Um robô de alta tecnologia, preso numa ilha remota de qualquer atividade humana. Poderia haver uma premissa mais atípica e discordante? Felizmente, Robot Selvagem entrega uma ótima execução disso mesmo. Obra literária original de Peter Brown, transportada para o grande ecrã pela DreamWorks Animation, atravessa a peripécia de Roz, uma robô que enfrenta o maior desafio que a sua espécie pode imaginar: desobedecer à programação.

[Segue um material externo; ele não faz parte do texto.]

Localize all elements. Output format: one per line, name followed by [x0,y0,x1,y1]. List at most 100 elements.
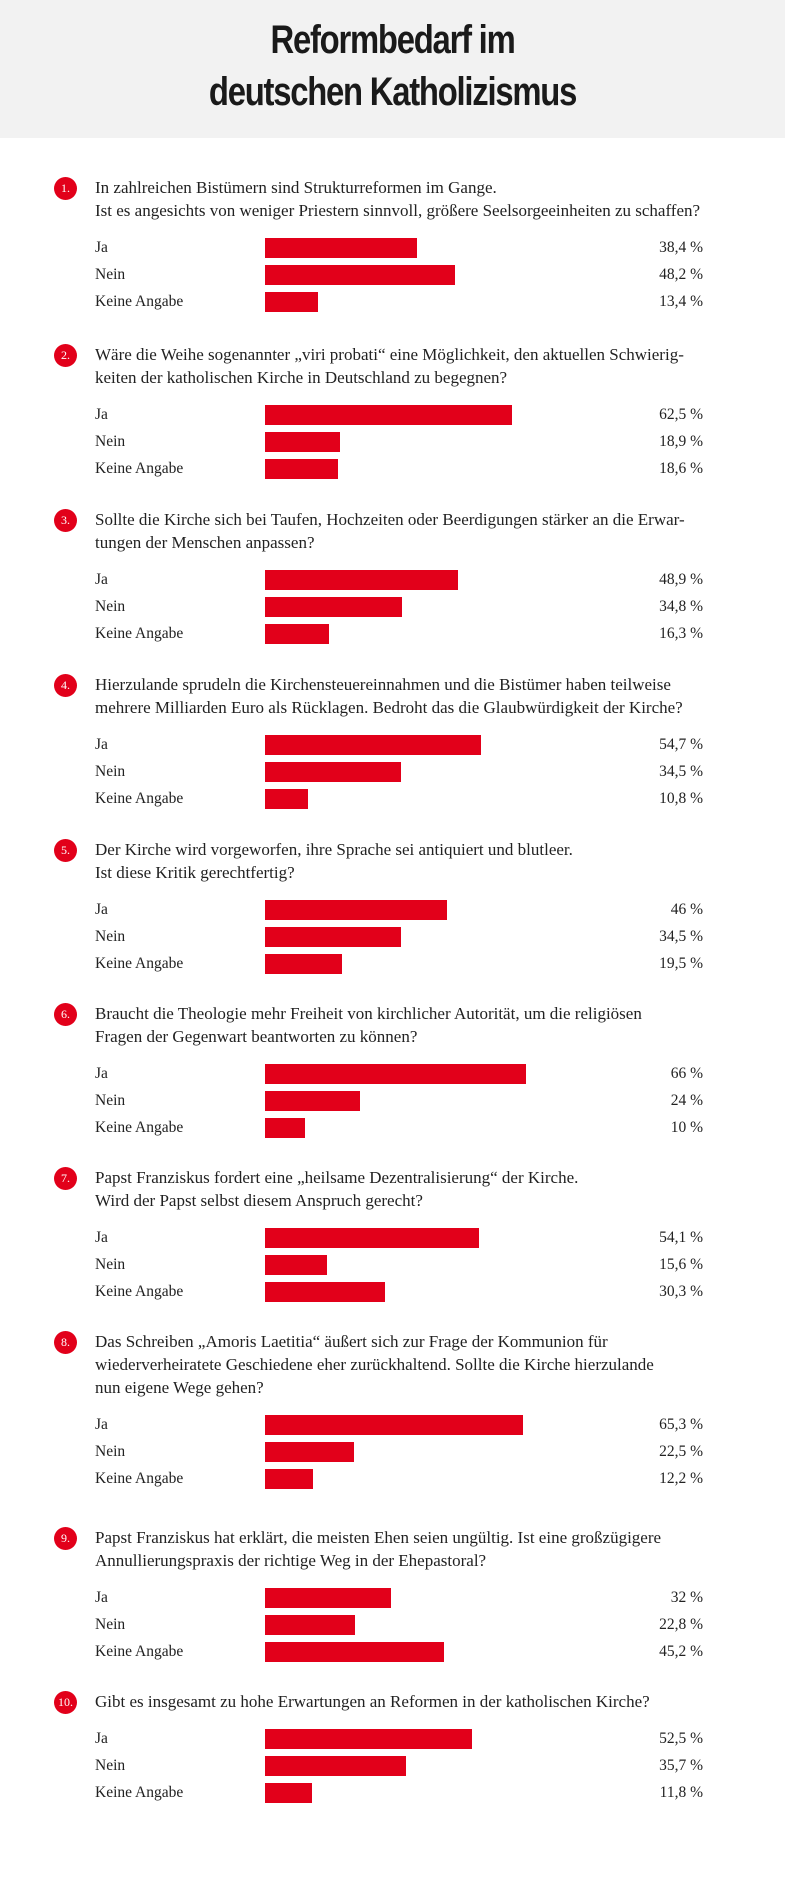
answer-label: Keine Angabe [95,625,184,642]
question-text: Papst Franziskus hat erklärt, die meiste… [95,1526,755,1572]
answer-value: 54,7 % [659,736,703,753]
answer-bar [265,1415,523,1435]
answer-label: Nein [95,1757,126,1774]
question-number-badge: 3. [54,509,77,532]
answer-label: Nein [95,598,126,615]
answer-value: 30,3 % [659,1283,703,1300]
answer-label: Keine Angabe [95,460,184,477]
answer-bar [265,735,482,755]
question-number-badge: 10. [54,1691,77,1714]
answer-value: 38,4 % [659,239,703,256]
question-text-line: Wird der Papst selbst diesem Anspruch ge… [95,1191,423,1210]
answer-label: Nein [95,928,126,945]
question-text-line: Annullierungspraxis der richtige Weg in … [95,1551,487,1570]
question-text: Wäre die Weihe sogenannter „viri probati… [95,343,755,389]
answer-label: Ja [95,1730,108,1747]
question-number-badge: 5. [54,839,77,862]
answer-bar [265,1783,312,1803]
answer-bar [265,1255,327,1275]
question-text-line: Braucht die Theologie mehr Freiheit von … [95,1004,642,1023]
answer-label: Keine Angabe [95,1784,184,1801]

Dada à costa de uma ilha desconhecida, ROZZUM 7134 (ou “Roz”) é ativadae recorre à procura pela presença humana. Mal sabendo que a paisagem que a rodeia é a pura natureza intocada, tenta ajudar o único habitante disponível, a fauna, com tão pouca sorte de principiante. Na busca incessante por encontrar uma tarefa, uma tragédia acidental leva-a ao eventual fardo de mãe de um pequeno ganso. A aventura foca-se nessa missão, enquanto Roz integra-se no ambiente e na comunidade animal,  A protagonista ate de frente com a crise de decisão entre executar o protocolo de fabricação e ouvir a sua metálica consciência mudada.

Roz não é a típica personagem principal:afinal, falta-lhe a componente sentimental. Seria de pensar que a identificação do espectadorse perderia , porém a robô trabalha progressivamente nessa característica com o passar do filme. Entretanto, os animais contribuem com a sua “humanidade” e personalidade, ao paralelizar e balancear a artificialidade inerente a Roz, trazendo vida e caráter à cena.

Por falar em “vida e caráter”, não há nada que preenche mais o cenário artístico do que o eco profundo dessa expressão. O carinho na representação da beleza natural é intencional e magnificamente concretizado. Cada paisagem é cuidadosamente construída com primor: um dos exemplos é a a nuvem de borboletas pousadas na árvore, esvoaçando em conjunto à mínima presença exterior. A animação fluída atinge o seu magnum opus no ato final, com o choque entre a estética orgânica da natureza e os visuais futuristas e tecnológicos da horda robótica que tenta capturar Roz.

O ritmo da ação, semelhante ao fluxo da animação, é calmo e lento durante os dois primeiros terços da produção, combinando  com a paisagem tranquila e, por vezes, melancólica. Apesar do manuseamento ligeiramente incomum do ritmo da história, o enredo não é perdido, ainda que o começo da longa-metragem aparente ser um tanto vago e confuso.

A dualidade natureza-tecnologia adapta-se com perfeição à banda sonora. Mesmo que não se torne imediatamente “icónica”, é capaz de dar um sentido próprio a determinadas cenas:assim como arrepios aos visualizadores.

Este outubro, Chris Sanders, diretor do projeto e célebre pelo seu trabalho em “Lilo e Stitch”(2002) e “Como Treinares o Teu Dragão”(2010), presenteou o mundo com a transformação da fábula Robot Selvagem, das páginas para o cinema. Uma inundação de elogios tomou esta peça cinematográfica moderna desprevenida. Apontamentos à animação e visuais deslumbrantes e à narrativa simples e satisfatória foram os principais.

Para este universo o futuro é incerto. Porém, tendo a presente produção abrangido o conteúdo de apenas dois dos três livros da série de Peter Brown, é plausível que esta não seja a última aparição de Roz nas grandes telas, embora aqui lhe seja apresentado um sólido final.